Wednesday, April 16, 2008

Back in NYC...


The first time I saw New York was just after 9/11. After years of thumbing through The New Yorker, I was dying to see the city, but kept putting it off. That strange autumn seemed like a good time to stop procrastinating and get on with life.

I visited a friend who was living in Battery Park City, a few blocks from the pile, and explored the city in a surreal daze. Lower Manhattan was eerily silent, save for the songs spilling out of St. Paul's Chapel, which echoed like a lost whisper down Broadway (now named The Canyon of Heroes). There were other tourists as well; Americans from across the county who came to lend some quiet form of solidarity to the moment, to look at the images of missing family members and to try to grasp the meaning and scope of such a tragedy. It was an noble moment in a noble city, with a spirit that was all too fleeting.

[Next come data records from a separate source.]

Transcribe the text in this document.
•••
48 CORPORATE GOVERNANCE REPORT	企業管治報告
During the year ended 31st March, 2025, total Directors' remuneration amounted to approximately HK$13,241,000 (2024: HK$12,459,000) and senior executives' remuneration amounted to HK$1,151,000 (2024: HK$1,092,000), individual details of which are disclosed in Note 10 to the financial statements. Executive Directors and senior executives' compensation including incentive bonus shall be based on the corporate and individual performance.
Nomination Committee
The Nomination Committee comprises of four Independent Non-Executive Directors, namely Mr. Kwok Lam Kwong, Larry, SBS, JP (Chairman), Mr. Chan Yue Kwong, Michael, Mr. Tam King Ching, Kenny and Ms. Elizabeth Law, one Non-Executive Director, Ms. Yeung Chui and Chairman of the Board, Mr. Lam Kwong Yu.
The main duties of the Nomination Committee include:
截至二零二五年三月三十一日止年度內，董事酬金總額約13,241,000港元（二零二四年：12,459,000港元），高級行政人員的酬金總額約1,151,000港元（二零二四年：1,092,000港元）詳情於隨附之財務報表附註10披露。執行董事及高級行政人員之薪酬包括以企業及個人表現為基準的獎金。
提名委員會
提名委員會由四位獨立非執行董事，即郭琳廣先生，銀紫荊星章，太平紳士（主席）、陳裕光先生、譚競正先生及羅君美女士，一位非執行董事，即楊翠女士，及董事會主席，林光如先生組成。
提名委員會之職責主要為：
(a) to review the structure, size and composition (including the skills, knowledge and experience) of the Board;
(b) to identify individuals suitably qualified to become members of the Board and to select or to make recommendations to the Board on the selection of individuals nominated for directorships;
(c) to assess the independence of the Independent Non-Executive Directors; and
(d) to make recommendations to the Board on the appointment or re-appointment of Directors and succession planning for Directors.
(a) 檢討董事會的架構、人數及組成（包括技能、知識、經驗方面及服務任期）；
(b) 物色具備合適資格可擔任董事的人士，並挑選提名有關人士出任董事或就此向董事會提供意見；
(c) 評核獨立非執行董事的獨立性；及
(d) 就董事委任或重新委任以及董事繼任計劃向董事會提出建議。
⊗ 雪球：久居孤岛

Since then, I've breezed in and out of New York many times. Standing in front of Wall Street with my brother, spending a few hot August days with Shelly on my way to Botswana, circling the Statue of Liberty, huddling against the wind on the top deck of the Empire State Building, rifling through the souvenirs at the United Nations gift shop. The last time I was here was for my Oxford admissions interview (got the MBA, lost the girl), but that seems a lifetime ago.

Now I'm here again and miss the charm and fascination the city once held for me. Now, it just seems like a city; a bit too crowded for my tastes, but well within the navigable geography of experience. Through the alchemy of time, the charm of the big city is now a weighty nostalgia and I miss my home in LA.